Thank you very much for the question.
Over half of the PSW workforce are immigrants. Over half of the people who are immigrants don't speak English as a first language and sometimes don't speak English well enough to understand it readily in a conversational way. It's a highly racialized workforce. We pay almost no attention to that. We don't collect that data. I have that data because we've been working for over 15 years with a longitudinal group in the west. We asked them what language they speak and where they come from, so we have that data.
When I talk to colleagues in Ontario and Quebec, it's even higher. It's not the same in some regions of B.C., and in the Maritimes it's a little bit different. It depends on the ecosystem that you're in. That is part of the reason they are so poorly compensated. They're women. They're poorly educated. They're not given any continuing education. They're not regulated, which means there aren't even criminal background checks, and we don't count them accurately in the country. What we have done is create this workforce that's largely unregulated, and we've deprofessionalized it.

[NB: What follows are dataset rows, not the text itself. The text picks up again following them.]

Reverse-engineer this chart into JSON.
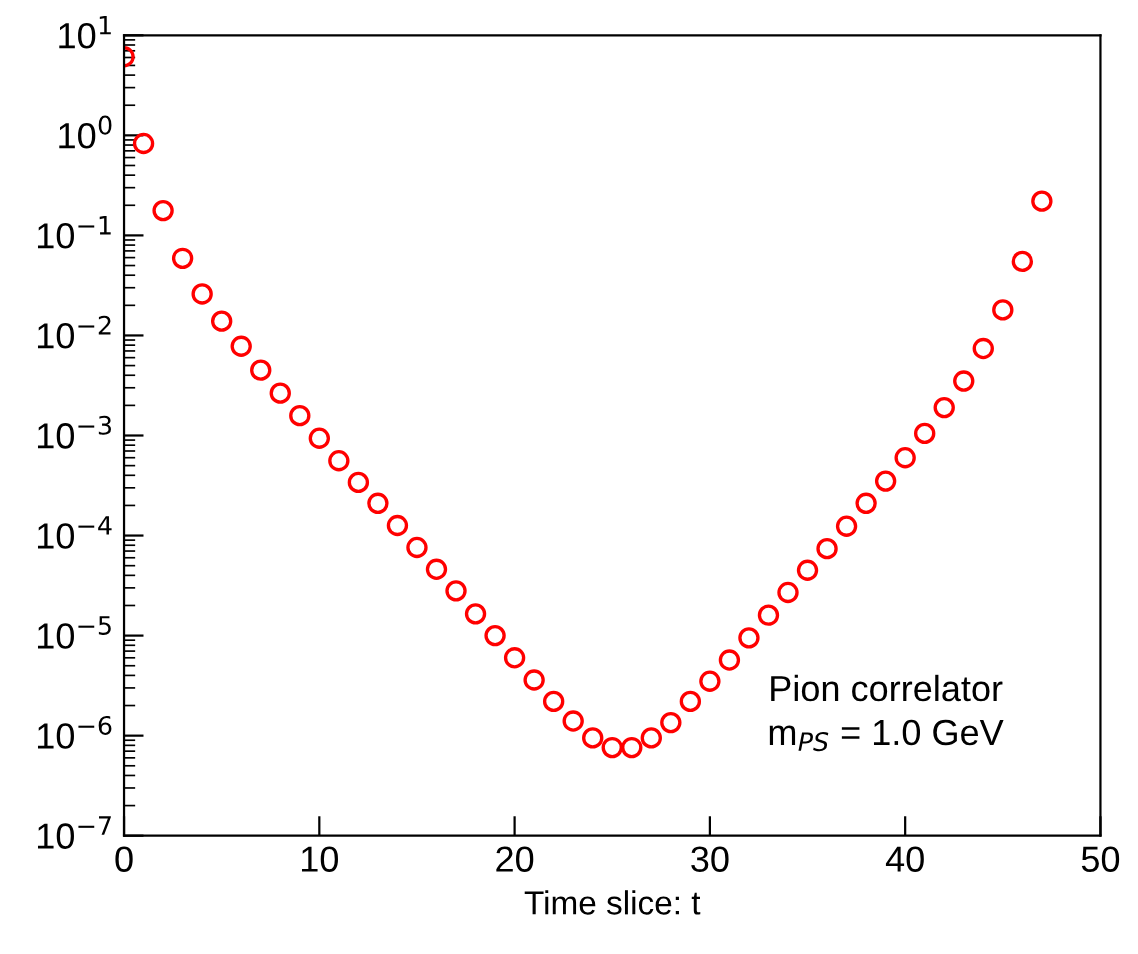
{
  "chart_data": {
    "type": "scatter",
    "xlabel": "Time slice: t",
    "annotations": [
      "Pion correlator",
      "m$_{PS}$ = 1.0 GeV"
    ],
    "x": [
      0,
      1,
      2,
      3,
      4,
      5,
      6,
      7,
      8,
      9,
      10,
      11,
      12,
      13,
      14,
      15,
      16,
      17,
      18,
      19,
      20,
      21,
      22,
      23,
      24,
      25,
      26,
      27,
      28,
      29,
      30,
      31,
      32,
      33,
      34,
      35,
      36,
      37,
      38,
      39,
      40,
      41,
      42,
      43,
      44,
      45,
      46,
      47
    ],
    "series": [
      {
        "color": "#ff0000",
        "values": [
          6.1,
          0.83,
          0.177,
          0.059,
          0.026,
          0.0139,
          0.0078,
          0.0045,
          0.00265,
          0.00158,
          0.00094,
          0.00056,
          0.00034,
          0.00021,
          0.000126,
          7.6e-05,
          4.6e-05,
          2.8e-05,
          1.65e-05,
          1e-05,
          6e-06,
          3.6e-06,
          2.2e-06,
          1.4e-06,
          9.5e-07,
          7.6e-07,
          7.6e-07,
          9.5e-07,
          1.35e-06,
          2.2e-06,
          3.5e-06,
          5.7e-06,
          9.5e-06,
          1.6e-05,
          2.7e-05,
          4.5e-05,
          7.4e-05,
          0.000124,
          0.00021,
          0.00035,
          0.0006,
          0.00105,
          0.0019,
          0.0035,
          0.0074,
          0.018,
          0.055,
          0.22
        ]
      }
    ],
    "log": "y",
    "xlim": [
      0,
      50
    ],
    "xticks": [
      0,
      10,
      20,
      30,
      40,
      50
    ],
    "ylim": [
      1e-07,
      10
    ],
    "yticks": [
      {
        "value": 1e-07,
        "label": "10$^{−7}$"
      },
      {
        "value": 1e-06,
        "label": "10$^{−6}$"
      },
      {
        "value": 1e-05,
        "label": "10$^{−5}$"
      },
      {
        "value": 0.0001,
        "label": "10$^{−4}$"
      },
      {
        "value": 0.001,
        "label": "10$^{−3}$"
      },
      {
        "value": 0.01,
        "label": "10$^{−2}$"
      },
      {
        "value": 0.1,
        "label": "10$^{−1}$"
      },
      {
        "value": 1,
        "label": "10$^{0}$"
      },
      {
        "value": 10,
        "label": "10$^{1}$"
      }
    ],
    "marker": "circle",
    "grid": false,
    "legend": false
  }
}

In Germany, they legislated that 50% of the front-line workforce has to be regulated nursing staff, RNs. In Belgium, it's even higher, almost 65%. That's similar in other jurisdictions. Here, the regulated workforce is less than 15%, and that has been a financial decision, coupled with the belief that you don't need complex, competent skilled care for these individuals.
We can provide that care with a high proportion of unregulated staff, but we have to give them proper education. We have to give them continuing education, and we have to support them. We have to address what kinds of issues it creates if we have a highly racialized workforce in terms of the discrimination they feel. We know that COVID had a disproportionate impact on racialized groups, and we know that in some jurisdictions that was manifest in what happened in the workforce, in the nursing homes that had a particularly high proportion of people from other ethnic groups.
Poverty plays a role. The fact that they're women plays a role. All of these things come together and stack up, until you get a workforce that's quite vulnerable. On top of that, they're pretty much voiceless. They're not unlike the residents who don't have a voice; we don't give them much voice. They're at the bottom of a hierarchy, and they're not included often in a lot of decision-making, but they care. This is the thing that astonishes me through all of that. The average care aide or PSW in this country builds relationships with residents and cares and wants to do good work. We aren't even acknowledging....
That's the first step. Then we have look at what it means if a workforce is predominantly female and you have COVID and they close the schools and there's no child care. That's a problem. If you're a woman and you have children and the schools are closed and you're caring for aging parents, that's a challenge, so we have issues and we don't value caregiving. We don't value it for children, and we don't value it for the elderly. There's a very big convergence of these compounding issues of disparity and inequality in this workforce.